The Institute of Medicine’s target vitamin D blood level corresponds with what one finds out in the general population.
Normal people getting about an hour of sun a day have about 20 to 30 (ng/ml). This is in nmol/l, which corresponds to about 27 (ng/ml).
Whereas lifeguards who spend more like 8 hours in the sun every day have abnormally high levels, like over 60.
Others, however, interpret this data differently, suggesting that the vitamin D "levels in the lifeguards are normal and the "normals" are actually vitamin D deficient."
We did, after all, apparently live as naked creatures in the East African tropics for about a million years before we began using animal skins as capes to cover our shoulders.
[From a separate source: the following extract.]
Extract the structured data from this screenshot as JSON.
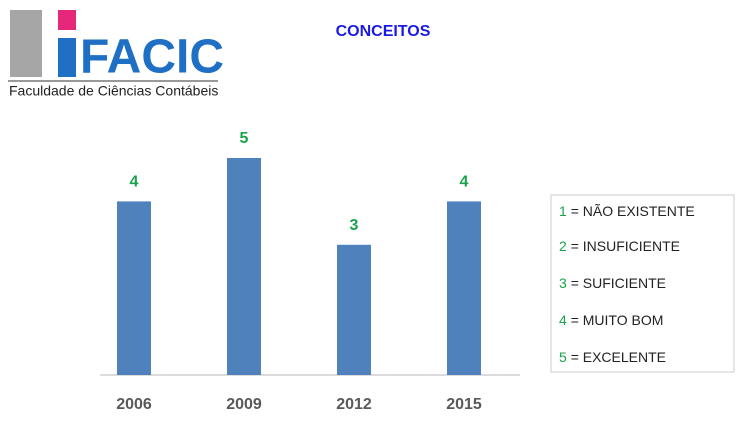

"But tailored clothing, something like we know it today, was not devised until about 40,000 years ago when needles first appear in the archaeological record."
"The invention of tailored clothing may have been an important factor enabling the first modern human beings to settle permanently in Europe with its cold winters about 30,000 years ago."
In Africa there was plenty of sunshine and plenty of vitamin D. Not so in Europe, where there were long winters and people were covered in clothing.
This must have been when our species first began to evolve a lighter skin as an adaptation to the shortage of sunshine and vitamin D.
It wasn’t until we started living in the sunless allies of smog ridden cities did rickets rear it’s ugly head and we had to start fortifying our foods supply with D.
So instead of a blood level of 20, maybe we should shoot for what farmers in Puerto Rico, or lifeguards in Israel and St. Louis.
Just because those levels might really be more normal for our species, though, doesn’t necessarily mean that they’re the best.
There’s a reason people tan: that’s your body producing melanin to protect itself; there’s a reason we as a species evolved with a built in SPF 15 in our beautiful black African skin.
So while maybe normal now is too low; maybe normal then was too high.